There’s no other reasonable conclusion, given the available evidence about Russia’s role in the horrible shooting down of that Malaysian airliner over Ukraine late last week.
The Russian leader has tried to persuade critics that Ukraine bears responsibility because the missile that destroyed the airliner was fired from what is technically Ukrainian soil.
That won’t fly, although it may find traction with the Russian people whose growing sense of nationalism has been stoked by Putin’s rhetoric, much of it critical of the United States in particular and the West in general.
The unadorned truth is that, encouraged by Putin, pro-Russian separatists took over large segments of eastern Ukraine in a bid to derail their elected leaders’ plans to establish closer economic and cultural ties with Europe.
Their preference, one they’re willing to pursue at any cost, is to restore Ukraine’s long-ago relationship with what was the Soviet Union, arguing that their language and their culture are more closely aligned with Russia’s than with Europe’s.
And it seems clear enough that it was these militant separatists who launched the death-dealing missile. Even more damning, the sophisticated missile system they used was Russian and had no business being in Ukraine.
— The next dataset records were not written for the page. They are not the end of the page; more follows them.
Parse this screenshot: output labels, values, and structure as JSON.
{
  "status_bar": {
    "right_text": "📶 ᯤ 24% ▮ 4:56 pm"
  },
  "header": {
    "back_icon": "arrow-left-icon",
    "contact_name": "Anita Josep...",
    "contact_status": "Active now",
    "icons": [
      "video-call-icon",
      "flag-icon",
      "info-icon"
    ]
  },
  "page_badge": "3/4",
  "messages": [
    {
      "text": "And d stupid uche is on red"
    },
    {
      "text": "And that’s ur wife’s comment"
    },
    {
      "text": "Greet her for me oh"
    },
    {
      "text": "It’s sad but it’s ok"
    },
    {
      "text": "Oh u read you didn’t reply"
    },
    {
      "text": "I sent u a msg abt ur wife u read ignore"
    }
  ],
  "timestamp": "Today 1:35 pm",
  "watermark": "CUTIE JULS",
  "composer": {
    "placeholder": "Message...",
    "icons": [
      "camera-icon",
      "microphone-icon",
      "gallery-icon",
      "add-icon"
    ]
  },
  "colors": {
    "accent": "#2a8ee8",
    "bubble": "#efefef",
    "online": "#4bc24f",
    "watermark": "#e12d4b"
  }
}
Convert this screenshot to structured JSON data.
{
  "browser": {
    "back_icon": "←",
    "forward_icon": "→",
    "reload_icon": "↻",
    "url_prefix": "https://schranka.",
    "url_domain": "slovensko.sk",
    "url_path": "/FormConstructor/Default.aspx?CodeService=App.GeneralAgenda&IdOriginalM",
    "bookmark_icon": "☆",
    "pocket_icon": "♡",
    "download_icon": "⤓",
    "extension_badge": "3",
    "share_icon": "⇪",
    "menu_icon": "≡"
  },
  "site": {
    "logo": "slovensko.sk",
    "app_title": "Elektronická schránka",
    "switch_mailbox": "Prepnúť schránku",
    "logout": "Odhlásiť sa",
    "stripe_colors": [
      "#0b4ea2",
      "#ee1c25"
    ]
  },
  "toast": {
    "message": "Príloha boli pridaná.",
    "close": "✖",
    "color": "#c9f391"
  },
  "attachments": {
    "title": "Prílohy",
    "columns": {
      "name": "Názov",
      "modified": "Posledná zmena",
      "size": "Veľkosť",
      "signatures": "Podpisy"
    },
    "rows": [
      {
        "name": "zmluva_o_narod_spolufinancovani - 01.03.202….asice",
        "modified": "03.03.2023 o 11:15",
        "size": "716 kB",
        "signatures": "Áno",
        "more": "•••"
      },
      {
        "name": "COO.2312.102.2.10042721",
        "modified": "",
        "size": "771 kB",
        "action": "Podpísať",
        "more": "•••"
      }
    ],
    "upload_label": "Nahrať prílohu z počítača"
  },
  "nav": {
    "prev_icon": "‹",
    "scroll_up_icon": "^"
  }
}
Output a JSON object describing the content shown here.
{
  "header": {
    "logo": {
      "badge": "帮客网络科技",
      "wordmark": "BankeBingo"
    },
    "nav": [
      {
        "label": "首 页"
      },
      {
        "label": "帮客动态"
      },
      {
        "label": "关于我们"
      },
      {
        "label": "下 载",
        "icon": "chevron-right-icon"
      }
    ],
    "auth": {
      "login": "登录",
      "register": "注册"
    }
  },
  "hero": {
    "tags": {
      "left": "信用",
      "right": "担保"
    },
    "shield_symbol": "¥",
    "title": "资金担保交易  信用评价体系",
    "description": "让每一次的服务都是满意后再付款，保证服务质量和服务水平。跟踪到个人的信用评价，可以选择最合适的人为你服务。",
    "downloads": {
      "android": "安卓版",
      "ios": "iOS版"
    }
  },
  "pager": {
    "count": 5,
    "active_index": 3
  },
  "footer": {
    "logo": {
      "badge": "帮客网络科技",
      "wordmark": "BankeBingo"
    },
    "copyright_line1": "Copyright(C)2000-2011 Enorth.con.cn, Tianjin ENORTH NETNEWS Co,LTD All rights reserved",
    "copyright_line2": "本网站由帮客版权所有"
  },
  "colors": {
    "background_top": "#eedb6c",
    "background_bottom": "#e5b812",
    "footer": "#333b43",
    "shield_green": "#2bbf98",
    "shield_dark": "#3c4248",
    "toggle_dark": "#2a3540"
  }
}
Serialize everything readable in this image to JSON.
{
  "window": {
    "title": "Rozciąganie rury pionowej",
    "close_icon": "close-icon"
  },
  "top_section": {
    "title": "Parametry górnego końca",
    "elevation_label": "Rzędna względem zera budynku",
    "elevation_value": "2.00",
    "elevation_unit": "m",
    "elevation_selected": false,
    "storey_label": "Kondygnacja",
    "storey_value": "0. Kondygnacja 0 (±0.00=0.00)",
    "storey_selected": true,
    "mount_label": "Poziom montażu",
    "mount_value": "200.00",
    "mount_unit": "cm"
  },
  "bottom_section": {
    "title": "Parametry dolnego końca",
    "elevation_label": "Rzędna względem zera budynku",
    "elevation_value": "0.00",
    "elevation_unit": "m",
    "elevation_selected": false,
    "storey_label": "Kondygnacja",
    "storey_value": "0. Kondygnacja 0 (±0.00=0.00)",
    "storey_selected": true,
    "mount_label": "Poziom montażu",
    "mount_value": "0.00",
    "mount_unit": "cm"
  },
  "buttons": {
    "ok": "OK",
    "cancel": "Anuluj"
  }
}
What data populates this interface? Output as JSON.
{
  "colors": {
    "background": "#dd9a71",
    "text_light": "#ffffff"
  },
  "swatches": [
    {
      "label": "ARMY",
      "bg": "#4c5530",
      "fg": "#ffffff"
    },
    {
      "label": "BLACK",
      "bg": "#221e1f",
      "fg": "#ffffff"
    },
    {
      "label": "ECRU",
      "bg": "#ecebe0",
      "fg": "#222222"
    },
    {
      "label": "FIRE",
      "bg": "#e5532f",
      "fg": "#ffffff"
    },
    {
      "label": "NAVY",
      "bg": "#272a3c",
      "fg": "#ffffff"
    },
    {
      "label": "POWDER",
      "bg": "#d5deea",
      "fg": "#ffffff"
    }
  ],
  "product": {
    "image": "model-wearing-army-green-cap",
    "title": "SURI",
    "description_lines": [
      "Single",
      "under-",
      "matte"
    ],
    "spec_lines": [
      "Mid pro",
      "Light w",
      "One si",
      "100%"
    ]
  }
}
Even if it were to be determined that the separatists shot down the passenger airliner by mistake, believing it was a Ukrainian military target, the Russian leader would still be complicit in the tragedy by enabling the missile launcher to be deployed by untrained zealots.
Nearly 300 innocent lives were lost — and thousands of others horribly damaged — because Russian-speaking Ukrainians, using Russian-made weapons and acting with the encouragement of Putin, had the wherewithal to launch a missile that could not have been part of their arsenal without Moscow’s consent.
Seldom has this turmoil-stricken world of ours been as unified as it is in condemning Putin for his role in this disaster.
And many of those placing the blame squarely on the Russian leader are taking note of the fact it was 100 years ago next month that a single reckless act — the assassination of Franz Ferdinand in Sarajevo — opened the door that led to World War I.
The world is confronted not just with the tragedy in Ukraine but also the seemingly out-of-control conflict between Israel and its Arab neighbors, the brutal tactics on display in the widening war between Sunni and Shiite Muslims in Iraq and Syria, unrest in various parts of Africa and mounting tensions between China and Japan. We may not be on the brink of World War III, but the number of major conflicts occurring simultaneously certainly suggests some frightening parallels with the two previous world wars.
Some are saying that Putin has caused a resumption of the Cold War. That may be so, but the danger is that he’s added so much heat with his reckless posturing that the near future seems less like a resumption of the Cold War than the beginnings of something far more dangerous.